Fever Dream opens with a quote from Jesse Ball’s dystopian 2011 novel The Curfew as an epigraph: “For the first time in a long while, he looked down and saw his hands. If you have had this experience, you’ll know just what I mean” (vi). The quote sets the dream-like tone of the novel, but it also suggests the strange feeling of noticing something obvious for the first time. The experience of seeing one’s hands implies that we often fail to notice what is right in front of us, overlooking what is most apparent. This idea introduces the central conflict of Fever Dream, as David guides Amanda through her memories, trying to help her understand the environmental toxins that led to her poisoning and see the threats hidden in her seemingly innocuous surroundings.
The novel’s first few sentences are cryptic and disorienting. There is no third-person narrator, and it is not immediately clear who is speaking or where the characters are. Amanda cannot see or move, and the lack of environmental descriptors gives the impression of a conversation floating in space. As David and Amanda converse, it’s unclear if David is real or if the voice Amanda hears “murmuring into [her] ear” is a feverish delusion (1). Adding to the disorienting quality, Amanda’s memories are narrated in the present tense, confusing the present of the hospital room with the past of her memories.

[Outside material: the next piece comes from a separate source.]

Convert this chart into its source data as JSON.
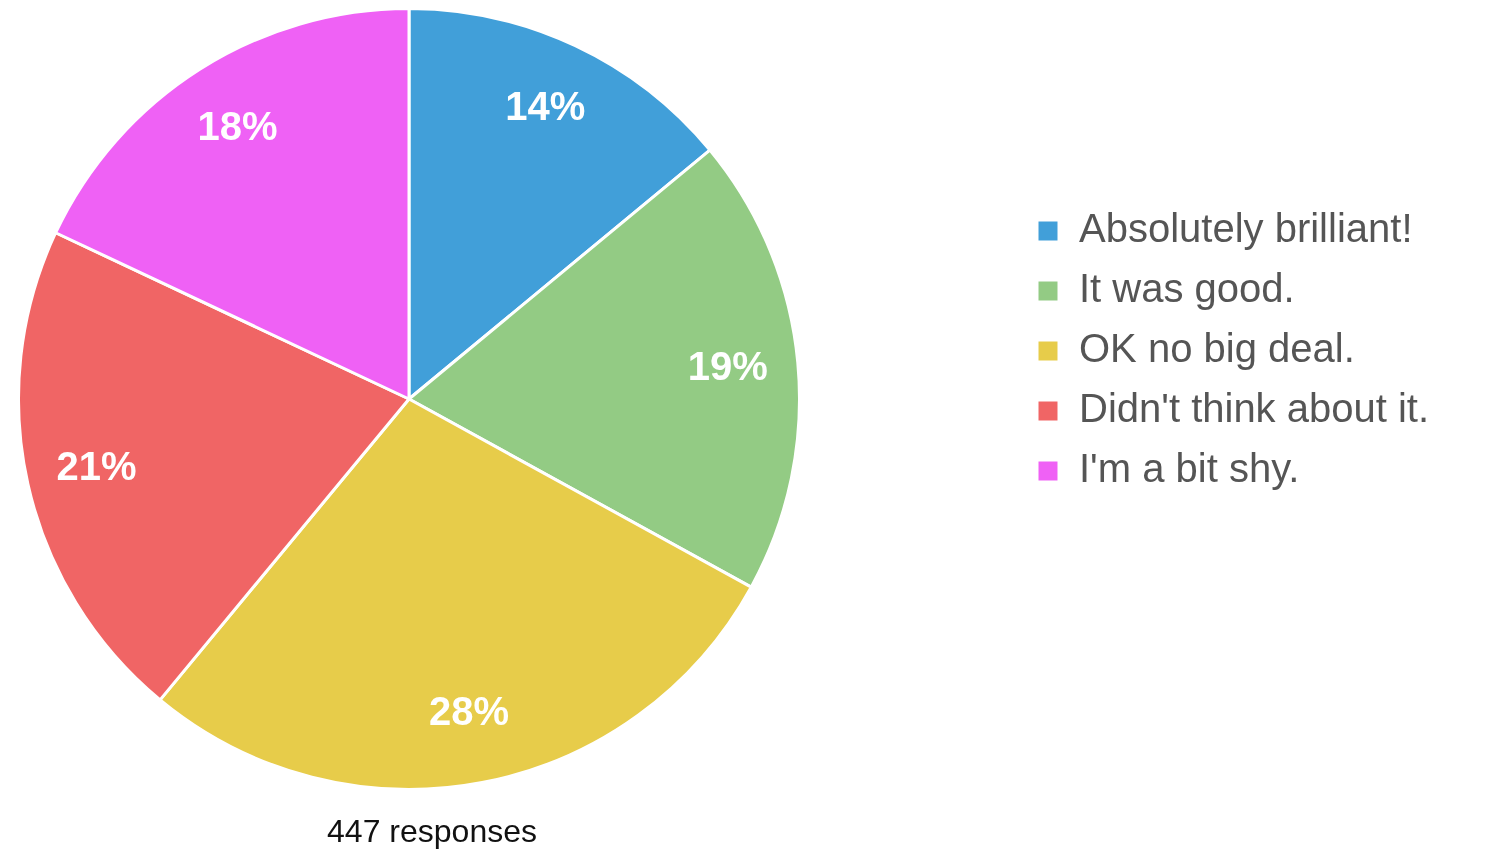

The first few lines of dialogue revolve around worms, a symbol of the poison destroying Amanda’s body and conjuring up imagery of decay and disease. David explains, “It’s very important for us all” that Amanda finds “the exact moment when the worms came into being” (2). He wants Amanda to understand why she is in the hospital and what made her sick. This goal drives the novel’s plot as David guides Amanda through her memories, urging her to focus on specific details while dismissing others as unimportant. His insistent, repetitive questioning is inconsistent with the expected behavior of a nine-year-old boy, creating an unsettling atmosphere and upsetting the typical power dynamic between adult and child.

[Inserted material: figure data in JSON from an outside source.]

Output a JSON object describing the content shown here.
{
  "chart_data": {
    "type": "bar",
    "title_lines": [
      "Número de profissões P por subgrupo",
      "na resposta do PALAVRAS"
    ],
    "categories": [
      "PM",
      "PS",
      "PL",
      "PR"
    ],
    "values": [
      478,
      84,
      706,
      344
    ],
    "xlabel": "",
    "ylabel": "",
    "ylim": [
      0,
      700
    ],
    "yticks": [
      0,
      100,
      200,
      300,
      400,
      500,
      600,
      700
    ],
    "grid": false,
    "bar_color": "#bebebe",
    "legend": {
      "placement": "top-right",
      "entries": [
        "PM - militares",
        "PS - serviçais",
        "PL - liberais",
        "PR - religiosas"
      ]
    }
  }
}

The first memory that David guides Amanda through is Carla’s story of her son’s illness. This is the central part of the first section and introduces the key themes of Maternal Anxiety in the Modern World and Connection and Isolation. Carla and Amanda are both mothers; however, in many ways, Carla has renounced her role. After failing to protect her child, she has given up on being a mother. She claims David is no longer her son, calling him a “monster.” Even David, after his strange illness, “doesn’t call [Carla] Mom anymore” (14). Perhaps Carla isn’t directly at fault for David’s poisoning, but she describes herself as “a tangled mess of guilt and terror” when taking David to the woman in the green house (27). Even Amanda is shocked that Carla didn’t touch her son after he emerged from the “migration,” failing to comfort her sick child.
In contrast to the careless Carla, Amanda is obsessed with the “rescue distance” between herself and her daughter, one of the most important recurring ideas in the novel. She claims to “spend half the day calculating it” (19), always aware of how far away Nina is and how long it would take to reach her in case of an emergency. Whereas Carla and David live in isolation from each other, Amanda and Nina are deeply connected. However, Amanda is out of her element in the country and doesn’t know the dangers. In the end, she fails to protect Nina, just as Carla failed to protect David.

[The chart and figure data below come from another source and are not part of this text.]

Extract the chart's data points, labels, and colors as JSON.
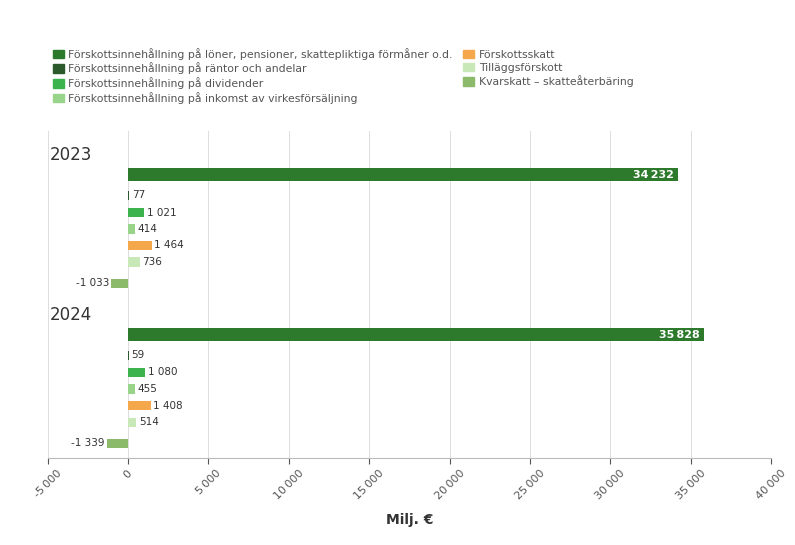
{
  "years": [
    "2023",
    "2024"
  ],
  "categories": [
    "Förskottsinnehållning på löner, pensioner, skattepliktiga förmåner o.d.",
    "Förskottsinnehållning på räntor och andelar",
    "Förskottsinnehållning på dividender",
    "Förskottsinnehållning på inkomst av virkesförsäljning",
    "Förskottsskatt",
    "Tilläggsförskott",
    "Kvarskatt – skatteåterbäring"
  ],
  "colors": [
    "#2d7a2d",
    "#2d5a2d",
    "#3db34d",
    "#98d48a",
    "#f5a84b",
    "#c8e8b8",
    "#8aba6a"
  ],
  "values_2023": [
    34232,
    77,
    1021,
    414,
    1464,
    736,
    -1033
  ],
  "values_2024": [
    35828,
    59,
    1080,
    455,
    1408,
    514,
    -1339
  ],
  "xlim": [
    -5000,
    40000
  ],
  "xticks": [
    -5000,
    0,
    5000,
    10000,
    15000,
    20000,
    25000,
    30000,
    35000,
    40000
  ],
  "xlabel": "Milj. €",
  "background_color": "#ffffff",
  "legend_labels": [
    "Förskottsinnehållning på löner, pensioner, skattepliktiga förmåner o.d.",
    "Förskottsinnehållning på räntor och andelar",
    "Förskottsinnehållning på dividender",
    "Förskottsinnehållning på inkomst av virkesförsäljning",
    "Förskottsskatt",
    "Tilläggsförskott",
    "Kvarskatt – skatteåterbäring"
  ],
  "legend_colors": [
    "#2d7a2d",
    "#2d5a2d",
    "#3db34d",
    "#98d48a",
    "#f5a84b",
    "#c8e8b8",
    "#8aba6a"
  ]
}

This section also introduces the theme of Environmental Contamination and Rural Exploitation. While waiting in the local healer’s kitchen for David’s treatment to be completed, Carla describes staring at a picture of the woman’s sons working in a soy field. This is the first allusion to the cause of the pollution that plagues the town. Waiting for the mystical transportation of her son’s spirit, Carla is faced with the real-life cause of the “headaches, nausea, skin ulcers […] cases of vomiting” (21), miscarriages, and birth defects that plague the town—the toxic pesticides used for industrial soy production.